A recent New York Times Well blog post titled, “Getting doctors to wash their hands” reminds us that patients are not the only ones who can benefit from some good, theory-driven health communication.
Leave it to the psychologists to figure out what messages will and will not work for healthcare professionals, only 40 percent of whom regularly comply with commands to wash their hands before dealing with patients.
The researchers at the University of North Carolina at Chapel Hill wondered if focusing messages on the needs of vulnerable patients instead of demanding that the doctors and nurses do something would increase compliance rates.
As reported by the NYT,
To find out, Dr. [David] Hofmann and his co-author, Adam Grant, took baseline measurements of the amount of soap and disinfectant caregivers used in a large North Carolina hospital. Then they measured the change in soap use when they put up different signs by the dispensers.

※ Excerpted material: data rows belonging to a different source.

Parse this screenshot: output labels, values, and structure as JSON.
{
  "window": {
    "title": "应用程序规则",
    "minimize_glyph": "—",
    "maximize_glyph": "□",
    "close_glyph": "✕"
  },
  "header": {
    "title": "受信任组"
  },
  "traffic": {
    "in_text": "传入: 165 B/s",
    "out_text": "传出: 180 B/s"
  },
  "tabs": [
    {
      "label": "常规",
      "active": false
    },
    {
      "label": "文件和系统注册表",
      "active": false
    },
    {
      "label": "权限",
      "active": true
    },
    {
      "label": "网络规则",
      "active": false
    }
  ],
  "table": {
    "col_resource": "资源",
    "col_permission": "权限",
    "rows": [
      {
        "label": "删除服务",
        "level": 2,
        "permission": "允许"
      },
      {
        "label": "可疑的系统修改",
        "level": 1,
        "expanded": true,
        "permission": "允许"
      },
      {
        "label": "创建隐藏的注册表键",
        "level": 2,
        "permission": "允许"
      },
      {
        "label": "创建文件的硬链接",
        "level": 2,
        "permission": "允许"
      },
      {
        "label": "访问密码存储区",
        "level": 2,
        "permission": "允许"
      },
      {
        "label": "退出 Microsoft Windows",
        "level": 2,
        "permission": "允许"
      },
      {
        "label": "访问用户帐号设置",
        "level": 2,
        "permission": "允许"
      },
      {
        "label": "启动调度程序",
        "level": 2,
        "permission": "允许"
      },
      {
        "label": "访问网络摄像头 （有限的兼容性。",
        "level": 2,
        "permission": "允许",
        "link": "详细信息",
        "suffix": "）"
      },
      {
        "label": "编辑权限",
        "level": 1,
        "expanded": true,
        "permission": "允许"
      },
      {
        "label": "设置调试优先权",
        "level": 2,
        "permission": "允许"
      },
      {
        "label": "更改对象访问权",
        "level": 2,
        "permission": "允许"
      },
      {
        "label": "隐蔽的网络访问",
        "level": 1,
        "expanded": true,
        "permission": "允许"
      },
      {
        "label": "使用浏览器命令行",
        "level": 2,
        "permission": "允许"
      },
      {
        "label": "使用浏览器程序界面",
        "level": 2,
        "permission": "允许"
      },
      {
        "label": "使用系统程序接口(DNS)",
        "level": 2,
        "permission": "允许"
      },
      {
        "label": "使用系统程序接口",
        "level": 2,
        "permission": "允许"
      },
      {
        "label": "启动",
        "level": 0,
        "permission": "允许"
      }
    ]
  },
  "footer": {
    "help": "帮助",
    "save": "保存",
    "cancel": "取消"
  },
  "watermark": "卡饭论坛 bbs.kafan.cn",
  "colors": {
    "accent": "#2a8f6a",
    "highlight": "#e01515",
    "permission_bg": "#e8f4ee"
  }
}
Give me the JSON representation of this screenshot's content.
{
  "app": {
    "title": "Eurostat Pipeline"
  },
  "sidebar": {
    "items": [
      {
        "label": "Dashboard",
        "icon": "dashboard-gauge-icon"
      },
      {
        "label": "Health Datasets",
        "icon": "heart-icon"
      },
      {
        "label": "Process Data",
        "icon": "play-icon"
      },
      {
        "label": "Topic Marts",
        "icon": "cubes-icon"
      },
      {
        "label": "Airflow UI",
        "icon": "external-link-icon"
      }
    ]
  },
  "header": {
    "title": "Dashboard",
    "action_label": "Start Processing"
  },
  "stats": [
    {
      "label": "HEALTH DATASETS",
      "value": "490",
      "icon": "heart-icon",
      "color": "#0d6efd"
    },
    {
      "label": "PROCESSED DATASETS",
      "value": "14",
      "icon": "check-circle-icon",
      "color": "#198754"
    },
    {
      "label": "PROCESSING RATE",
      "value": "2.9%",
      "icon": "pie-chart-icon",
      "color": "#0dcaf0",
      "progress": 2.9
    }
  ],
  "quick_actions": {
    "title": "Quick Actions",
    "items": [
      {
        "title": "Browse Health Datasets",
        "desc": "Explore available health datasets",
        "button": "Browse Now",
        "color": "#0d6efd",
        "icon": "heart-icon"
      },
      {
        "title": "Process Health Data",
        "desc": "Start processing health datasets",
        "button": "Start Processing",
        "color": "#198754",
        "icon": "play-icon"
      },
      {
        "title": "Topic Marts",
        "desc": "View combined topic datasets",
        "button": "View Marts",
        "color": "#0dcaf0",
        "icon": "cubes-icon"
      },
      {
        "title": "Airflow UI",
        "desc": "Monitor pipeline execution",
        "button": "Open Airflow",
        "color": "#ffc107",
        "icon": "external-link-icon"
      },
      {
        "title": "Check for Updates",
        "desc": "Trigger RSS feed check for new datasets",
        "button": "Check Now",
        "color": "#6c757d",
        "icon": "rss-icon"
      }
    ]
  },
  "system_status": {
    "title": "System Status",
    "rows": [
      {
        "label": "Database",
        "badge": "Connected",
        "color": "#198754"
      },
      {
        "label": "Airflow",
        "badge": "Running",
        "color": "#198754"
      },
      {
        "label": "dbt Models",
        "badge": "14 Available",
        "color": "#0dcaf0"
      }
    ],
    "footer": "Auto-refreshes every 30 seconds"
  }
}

One sign read “Hand Hygiene Prevents You from Catching Diseases.” Another read “Hand Hygiene Prevents Patients from Catching Diseases.” And a third sign, which served as a control, had a generic message: “Gel In, Wash Out.”
When the message “Hand Hygiene Prevents Patients from Catching Diseases” appeared next to the soap, the hospital employees used 33 percent more soap over a two week period than when either of the other signs were displayed.
If simple yet strategic and psychologically effective messages such as these can help decrease rates if hospital infections, then Upstream says let’s keep putting up the posters! What do you think about this method of reaching doctors and nurses with an important message? At what other points in the healthcare system could we make subtle changes in messages in order to reframe issues in ways that will help spark beneficial actions?